Unlike Graham and Mathias, Katy Reddy, the Fort Worth owner and creator of Prettyhigh, only sells accessories through her website and a few select high-end stores—but she, too, noticed that a lot of the products available at the typical head shops didn’t fit her taste. “I’m really a fashion brand,” she says. “I joke you’ll never see me hitting out of a big bong, getting hammered, or upside down on a keg. It’s not the way I choose to consume. I’d like it to be more sophisticated. Little bits and little hits.” In 2016, she began designing and producing a line of luxury paraphernalia, such as “Doug,” a $350 brass-accented, black Lucite dugout—a tiny box that features a storage compartment and a pipe the size of a cigarette—with a birchwood-lined herb pocket and a titanium pipe.
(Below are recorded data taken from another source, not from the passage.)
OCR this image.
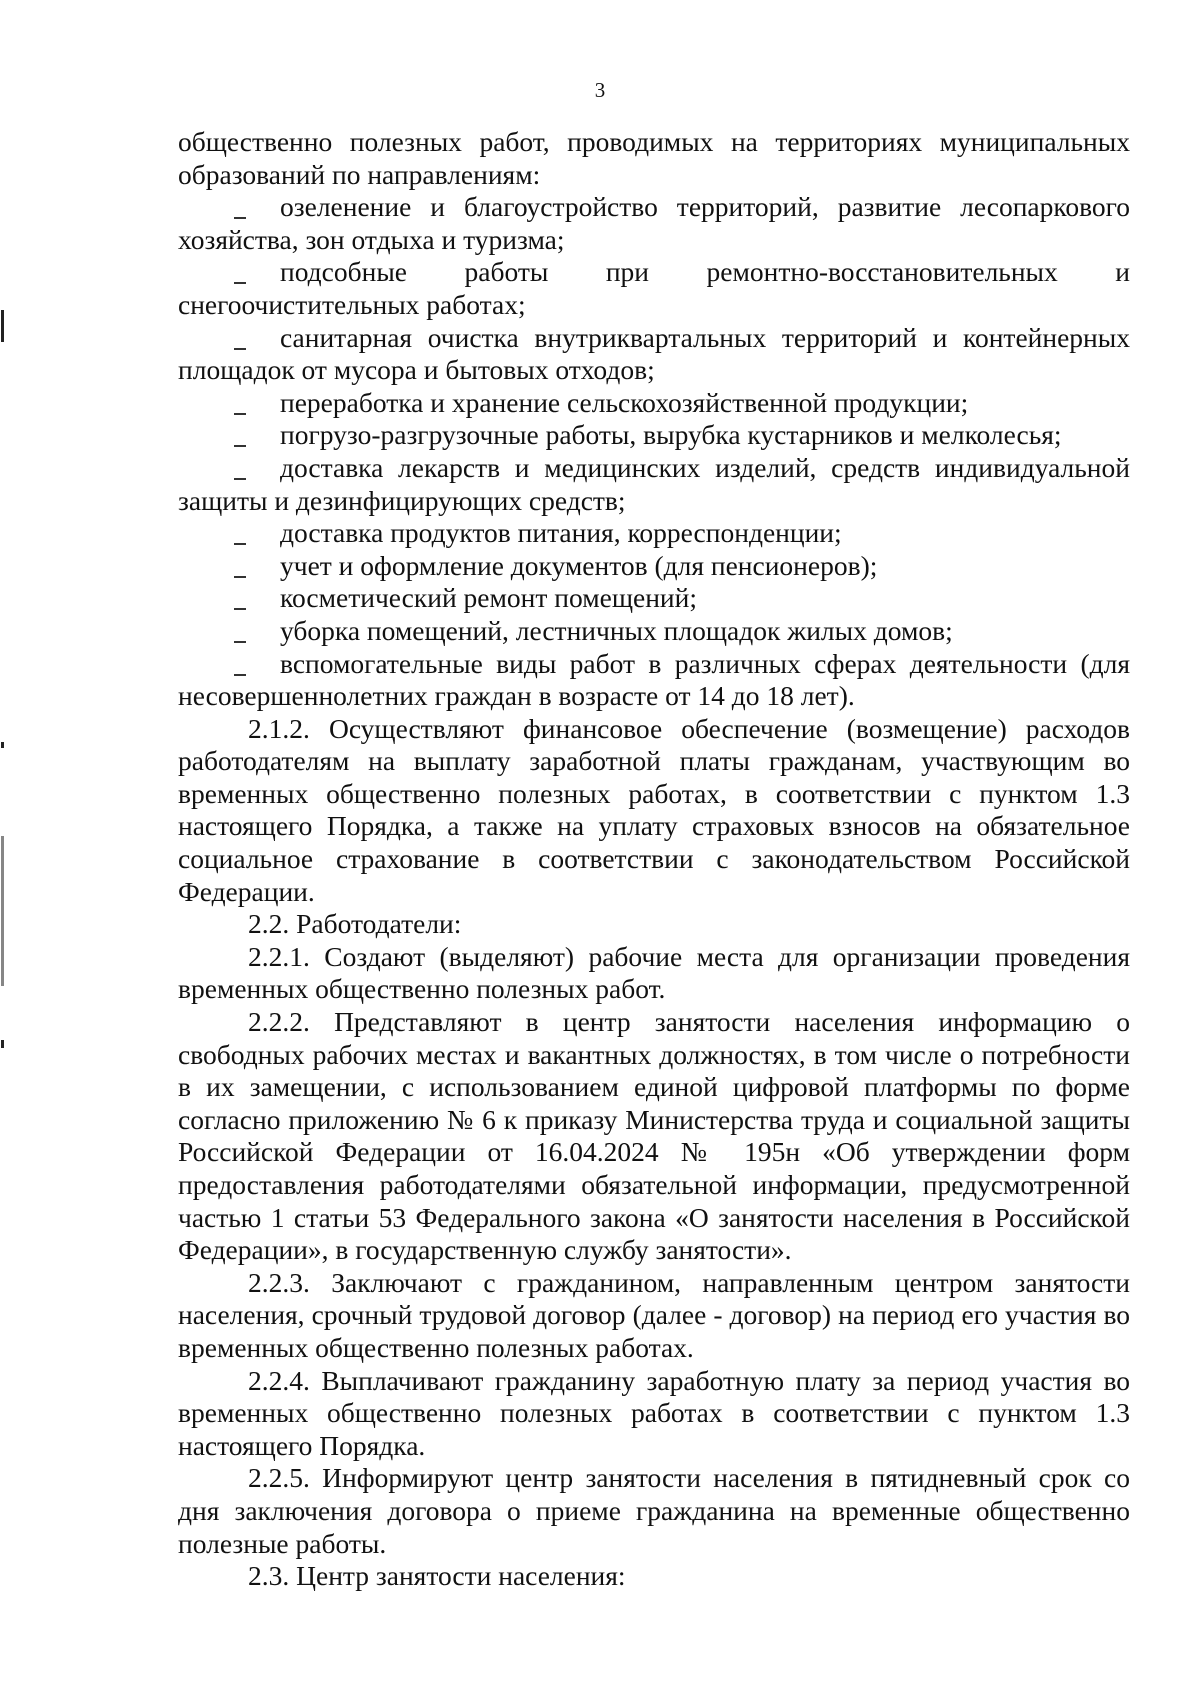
3

общественно полезных работ, проводимых на территориях муниципальных образований по направлениям:

озеленение и благоустройство территорий, развитие лесопаркового хозяйства, зон отдыха и туризма;

подсобные работы при ремонтно-восстановительных и снегоочистительных работах;

санитарная очистка внутриквартальных территорий и контейнерных площадок от мусора и бытовых отходов;

переработка и хранение сельскохозяйственной продукции;

погрузо-разгрузочные работы, вырубка кустарников и мелколесья;

доставка лекарств и медицинских изделий, средств индивидуальной защиты и дезинфицирующих средств;

доставка продуктов питания, корреспонденции;

учет и оформление документов (для пенсионеров);

косметический ремонт помещений;

уборка помещений, лестничных площадок жилых домов;

вспомогательные виды работ в различных сферах деятельности (для несовершеннолетних граждан в возрасте от 14 до 18 лет).

2.1.2. Осуществляют финансовое обеспечение (возмещение) расходов работодателям на выплату заработной платы гражданам, участвующим во временных общественно полезных работах, в соответствии с пунктом 1.3 настоящего Порядка, а также на уплату страховых взносов на обязательное социальное страхование в соответствии с законодательством Российской Федерации.

2.2. Работодатели:

2.2.1. Создают (выделяют) рабочие места для организации проведения временных общественно полезных работ.

2.2.2. Представляют в центр занятости населения информацию о свободных рабочих местах и вакантных должностях, в том числе о потребности в их замещении, с использованием единой цифровой платформы по форме согласно приложению № 6 к приказу Министерства труда и социальной защиты Российской Федерации от 16.04.2024 № 195н «Об утверждении форм предоставления работодателями обязательной информации, предусмотренной частью 1 статьи 53 Федерального закона «О занятости населения в Российской Федерации», в государственную службу занятости».

2.2.3. Заключают с гражданином, направленным центром занятости населения, срочный трудовой договор (далее - договор) на период его участия во временных общественно полезных работах.

2.2.4. Выплачивают гражданину заработную плату за период участия во временных общественно полезных работах в соответствии с пунктом 1.3 настоящего Порядка.

2.2.5. Информируют центр занятости населения в пятидневный срок со дня заключения договора о приеме гражданина на временные общественно полезные работы.

2.3. Центр занятости населения:
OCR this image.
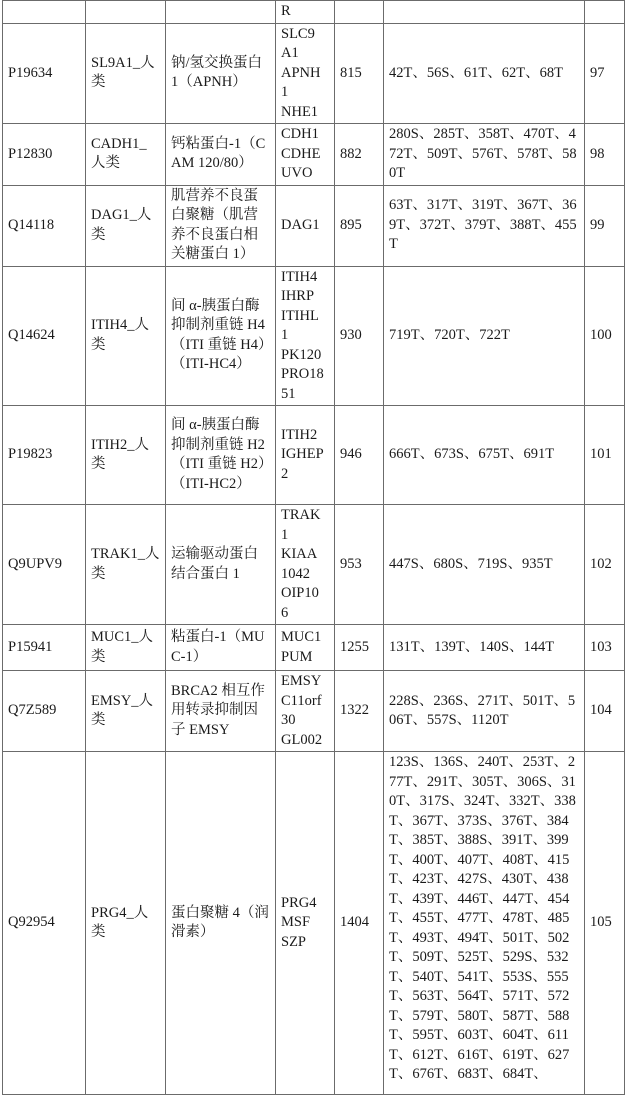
			R			
P19634	SL9A1_人类	钠/氢交换蛋白 1（APNH）	SLC9
A1
APNH
1
NHE1	815	42T、56S、61T、62T、68T	97
P12830	CADH1_人类	钙粘蛋白-1（CAM 120/80）	CDH1
CDHE
UVO	882	280S、285T、358T、470T、472T、509T、576T、578T、580T	98
Q14118	DAG1_人类	肌营养不良蛋白聚糖（肌营养不良蛋白相关糖蛋白 1）	DAG1	895	63T、317T、319T、367T、369T、372T、379T、388T、455T	99
Q14624	ITIH4_人类	间 α-胰蛋白酶抑制剂重链 H4（ITI 重链 H4）（ITI-HC4）	ITIH4
IHRP
ITIHL
1
PK120
PRO18
51	930	719T、720T、722T	100
P19823	ITIH2_人类	间 α-胰蛋白酶抑制剂重链 H2（ITI 重链 H2）（ITI-HC2）	ITIH2
IGHEP
2	946	666T、673S、675T、691T	101
Q9UPV9	TRAK1_人类	运输驱动蛋白结合蛋白 1	TRAK
1
KIAA
1042
OIP10
6	953	447S、680S、719S、935T	102
P15941	MUC1_人类	粘蛋白-1（MUC-1）	MUC1
PUM	1255	131T、139T、140S、144T	103
Q7Z589	EMSY_人类	BRCA2 相互作用转录抑制因子 EMSY	EMSY
C11orf
30
GL002	1322	228S、236S、271T、501T、506T、557S、1120T	104
Q92954	PRG4_人类	蛋白聚糖 4（润滑素）	PRG4
MSF
SZP	1404	123S、136S、240T、253T、277T、291T、305T、306S、310T、317S、324T、332T、338T、367T、373S、376T、384T、385T、388S、391T、399T、400T、407T、408T、415T、423T、427S、430T、438T、439T、446T、447T、454T、455T、477T、478T、485T、493T、494T、501T、502T、509T、525T、529S、532T、540T、541T、553S、555T、563T、564T、571T、572T、579T、580T、587T、588T、595T、603T、604T、611T、612T、616T、619T、627T、676T、683T、684T、	105
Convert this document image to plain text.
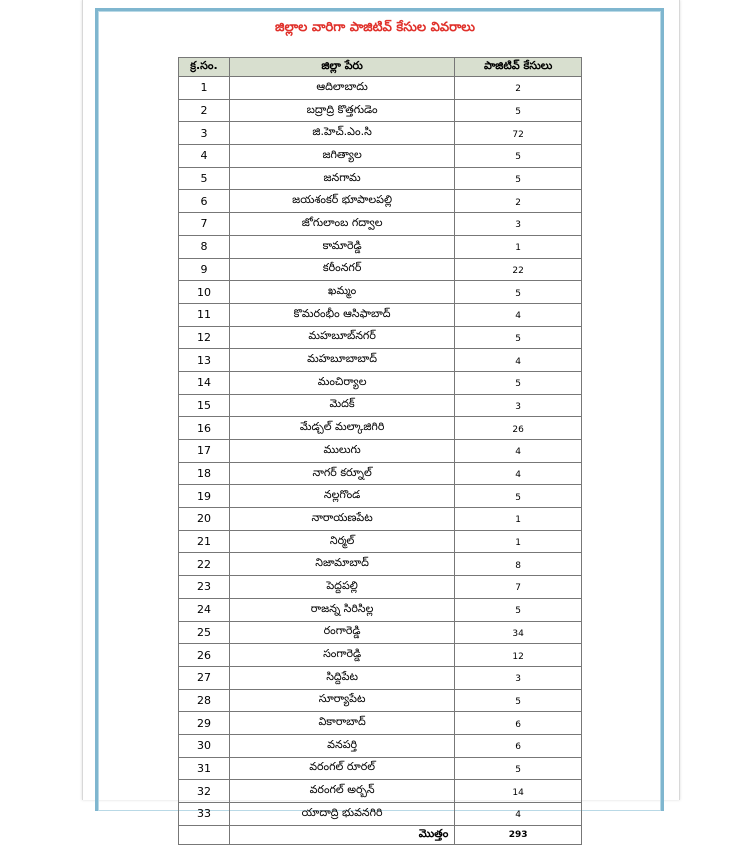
జిల్లాల వారిగా పాజిటివ్ కేసుల వివరాలు
క్ర.సం.	జిల్లా పేరు	పాజిటివ్ కేసులు
1	ఆదిలాబాదు	2
2	బద్రాద్రి కొత్తగుడెం	5
3	జి.హెచ్.ఎం.సి	72
4	జగిత్యాల	5
5	జనగామ	5
6	జయశంకర్ భూపాలపల్లి	2
7	జోగులాంబ గద్వాల	3
8	కామారెడ్డి	1
9	కరీంనగర్	22
10	ఖమ్మం	5
11	కొమరంభీం ఆసిఫాబాద్	4
12	మహబూబ్‌నగర్	5
13	మహబూబాబాద్	4
14	మంచిర్యాల	5
15	మెదక్	3
16	మేడ్చల్ మల్కాజిగిరి	26
17	ములుగు	4
18	నాగర్ కర్నూల్	4
19	నల్లగొండ	5
20	నారాయణపేట	1
21	నిర్మల్	1
22	నిజామాబాద్	8
23	పెద్దపల్లి	7
24	రాజన్న సిరిసిల్ల	5
25	రంగారెడ్డి	34
26	సంగారెడ్డి	12
27	సిద్దిపేట	3
28	సూర్యాపేట	5
29	వికారాబాద్	6
30	వనపర్తి	6
31	వరంగల్ రూరల్	5
32	వరంగల్ అర్బన్	14
33	యాదాద్రి భువనగిరి	4
	మొత్తం	293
Because she makes her work in small batches and not the hundred-item batches often required of a wholesaler, she set up a website and watched the sales come in.

Not everyone predicted these businesses would survive in Texas. “The very first year we were open in 2017,” says Graham, “we had many men come in and kind of laugh at the pink stuff that we had. And they were like, ‘Good luck selling this.’ ” Mathias’s experience was a little better. “When I meet with the Rick and Morty guys, they’re like, ‘We want to sell to those [female] customers, but we just don’t know how.’ They see our products and they’re like, ‘I don’t get it, but I know that other people get it.’”

Even with ready customers and legal strains of low-THC plants and gummies available since 2019, the weed business is hardly easy. All complained that the stigma and the laws have created a rocky path. “I had several meetings with one design firm who, after the project crossed the owner’s desk, denied the project and said they would no longer be working on the logo,” says Reddy. Customs agents will sometimes make an example of a wholesaler and destroy paraphernalia, as they did last year to a shipment of pipes Mathias had been expecting. 

Graham says she’s often on edge. “The state laws can change within days,” she says. There was a period in 2021, for example, when stores were selling hemp products with less than 0.3 percent THC, as permitted by Texas law, but some regulators came out and said delta-8 was not permitted, leading to a temporary ban before a judge allowed it back on shelves.

Of course, their lives would be easier if they took their businesses to Colorado or California, where cannabis is legal—as all their friends frequently remind them. But partly out of loyalty to their community and partly due to a kind of wildcatter spirit, they’re staying for now, and waiting. “We’re a huge state,” says Mathias. To her thinking, success is a matter of time and straight-up population numbers—half of whom are female. “One day, when Texas does go legal,” she says, “we will instantly become the biggest cannabis state in the country.” She’ll be ready.